Last month’s jump in hiring by services sector businesses suggested that a sharp slowdown in private payrolls growth in May shown in another report on Wednesday was probably a fluke.
The ADP National Employment Report showed private employers added only 27,000 jobs in May, the fewest since March 2010, after creating 271,000 positions in April.
The ADP figures came ahead of the Labor Department’s more comprehensive nonfarm payrolls report on Friday, which includes both public- and private-sector employment. The ADP report, which is jointly developed with Moody’s Analytics, has a poor record predicting the private payrolls component of the government’s employment report.
Economists polled by Reuters are forecasting nonfarm payrolls to have increased 185,000 in May. The unemployment rate is seen unchanged at 3.6 per cent.

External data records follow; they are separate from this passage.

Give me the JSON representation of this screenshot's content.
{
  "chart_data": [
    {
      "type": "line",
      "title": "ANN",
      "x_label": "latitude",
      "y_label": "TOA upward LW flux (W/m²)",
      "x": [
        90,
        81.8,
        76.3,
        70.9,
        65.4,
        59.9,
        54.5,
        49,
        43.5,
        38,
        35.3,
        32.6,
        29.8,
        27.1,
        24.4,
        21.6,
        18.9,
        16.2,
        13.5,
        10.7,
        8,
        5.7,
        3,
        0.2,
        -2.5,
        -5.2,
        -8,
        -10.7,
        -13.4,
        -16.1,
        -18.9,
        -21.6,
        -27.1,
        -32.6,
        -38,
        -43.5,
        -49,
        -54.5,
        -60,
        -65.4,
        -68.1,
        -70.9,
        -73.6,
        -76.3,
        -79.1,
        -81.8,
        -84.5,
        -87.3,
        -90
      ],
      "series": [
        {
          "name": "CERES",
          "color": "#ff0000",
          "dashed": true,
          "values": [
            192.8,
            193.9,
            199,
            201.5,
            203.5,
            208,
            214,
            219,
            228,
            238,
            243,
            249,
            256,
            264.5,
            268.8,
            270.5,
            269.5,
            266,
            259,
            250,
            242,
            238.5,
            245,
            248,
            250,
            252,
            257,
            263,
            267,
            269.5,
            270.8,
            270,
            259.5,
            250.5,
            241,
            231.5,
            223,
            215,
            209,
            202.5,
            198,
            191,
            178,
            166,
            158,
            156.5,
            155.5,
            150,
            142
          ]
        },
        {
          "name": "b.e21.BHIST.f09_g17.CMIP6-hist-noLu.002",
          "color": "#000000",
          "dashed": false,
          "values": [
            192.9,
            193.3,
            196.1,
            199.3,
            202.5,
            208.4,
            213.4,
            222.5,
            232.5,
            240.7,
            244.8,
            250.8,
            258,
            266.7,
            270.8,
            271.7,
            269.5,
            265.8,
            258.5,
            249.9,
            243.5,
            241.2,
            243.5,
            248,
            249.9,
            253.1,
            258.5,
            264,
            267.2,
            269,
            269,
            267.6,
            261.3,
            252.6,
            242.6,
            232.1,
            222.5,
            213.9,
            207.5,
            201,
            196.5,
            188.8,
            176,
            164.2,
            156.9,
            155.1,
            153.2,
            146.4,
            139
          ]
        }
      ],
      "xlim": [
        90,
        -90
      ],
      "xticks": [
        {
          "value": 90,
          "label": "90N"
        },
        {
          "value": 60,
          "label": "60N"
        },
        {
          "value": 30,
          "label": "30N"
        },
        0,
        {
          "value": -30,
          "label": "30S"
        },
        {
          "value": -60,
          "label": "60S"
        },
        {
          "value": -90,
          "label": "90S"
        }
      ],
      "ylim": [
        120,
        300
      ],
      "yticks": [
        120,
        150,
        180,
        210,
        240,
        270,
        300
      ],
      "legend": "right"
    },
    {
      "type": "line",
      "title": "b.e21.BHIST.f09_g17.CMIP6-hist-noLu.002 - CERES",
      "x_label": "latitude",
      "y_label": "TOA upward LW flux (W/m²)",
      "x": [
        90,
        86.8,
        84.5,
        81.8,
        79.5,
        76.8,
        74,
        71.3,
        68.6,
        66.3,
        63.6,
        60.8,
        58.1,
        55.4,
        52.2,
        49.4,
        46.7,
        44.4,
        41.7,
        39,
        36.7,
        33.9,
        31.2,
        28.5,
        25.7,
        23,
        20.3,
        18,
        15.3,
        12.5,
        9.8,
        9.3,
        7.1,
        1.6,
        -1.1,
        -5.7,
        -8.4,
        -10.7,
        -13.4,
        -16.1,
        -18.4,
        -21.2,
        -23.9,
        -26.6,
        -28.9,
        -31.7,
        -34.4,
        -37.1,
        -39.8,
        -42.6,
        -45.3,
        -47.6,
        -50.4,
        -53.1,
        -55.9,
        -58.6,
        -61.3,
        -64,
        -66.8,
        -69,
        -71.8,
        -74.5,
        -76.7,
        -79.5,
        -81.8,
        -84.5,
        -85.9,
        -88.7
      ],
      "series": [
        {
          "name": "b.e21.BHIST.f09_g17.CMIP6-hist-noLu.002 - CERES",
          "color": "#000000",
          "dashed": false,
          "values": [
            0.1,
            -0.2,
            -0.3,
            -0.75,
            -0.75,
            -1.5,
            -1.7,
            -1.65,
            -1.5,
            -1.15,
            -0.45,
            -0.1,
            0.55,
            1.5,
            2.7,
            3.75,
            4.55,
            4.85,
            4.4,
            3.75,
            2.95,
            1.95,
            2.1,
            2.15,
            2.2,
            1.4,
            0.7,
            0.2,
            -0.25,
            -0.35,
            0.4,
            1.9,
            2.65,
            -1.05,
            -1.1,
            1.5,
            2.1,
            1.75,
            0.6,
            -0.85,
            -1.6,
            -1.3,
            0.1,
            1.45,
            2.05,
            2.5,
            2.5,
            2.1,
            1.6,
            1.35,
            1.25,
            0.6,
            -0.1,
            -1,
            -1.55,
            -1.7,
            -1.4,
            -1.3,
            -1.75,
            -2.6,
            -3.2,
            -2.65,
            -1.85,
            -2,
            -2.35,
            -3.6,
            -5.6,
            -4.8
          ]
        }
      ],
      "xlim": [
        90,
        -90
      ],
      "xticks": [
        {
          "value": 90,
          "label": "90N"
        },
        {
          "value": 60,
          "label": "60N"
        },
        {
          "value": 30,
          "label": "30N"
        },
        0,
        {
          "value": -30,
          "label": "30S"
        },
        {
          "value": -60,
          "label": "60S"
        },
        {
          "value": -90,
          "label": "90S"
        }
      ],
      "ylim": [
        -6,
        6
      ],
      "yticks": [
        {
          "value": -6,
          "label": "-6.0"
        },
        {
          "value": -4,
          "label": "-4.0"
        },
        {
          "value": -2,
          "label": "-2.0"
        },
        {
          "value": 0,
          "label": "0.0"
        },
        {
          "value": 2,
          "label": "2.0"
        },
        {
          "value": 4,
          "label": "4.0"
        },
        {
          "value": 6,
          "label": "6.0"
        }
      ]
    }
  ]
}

“Our hunch is that the drop-off in ADP’s estimate of private payrolls growth is likely a blip,” said Roiana Reid, an economist at Berenberg Capital Markets in New York. “If the May employment report also exhibits similar weakness, that would provide a more forceful indication that companies are scaling back hiring because of concerns about the economic outlook.”
According to the ADP report, employment in the goods-producing sector fell by 43,000 jobs in May, the first drop in nearly 2-1/2 years. Manufacturing payrolls decreased 3,000 and construction shed 36,000 positions, the most since 2010.
The services sector added 71,000 jobs last month, concentrated in professional and education and health services.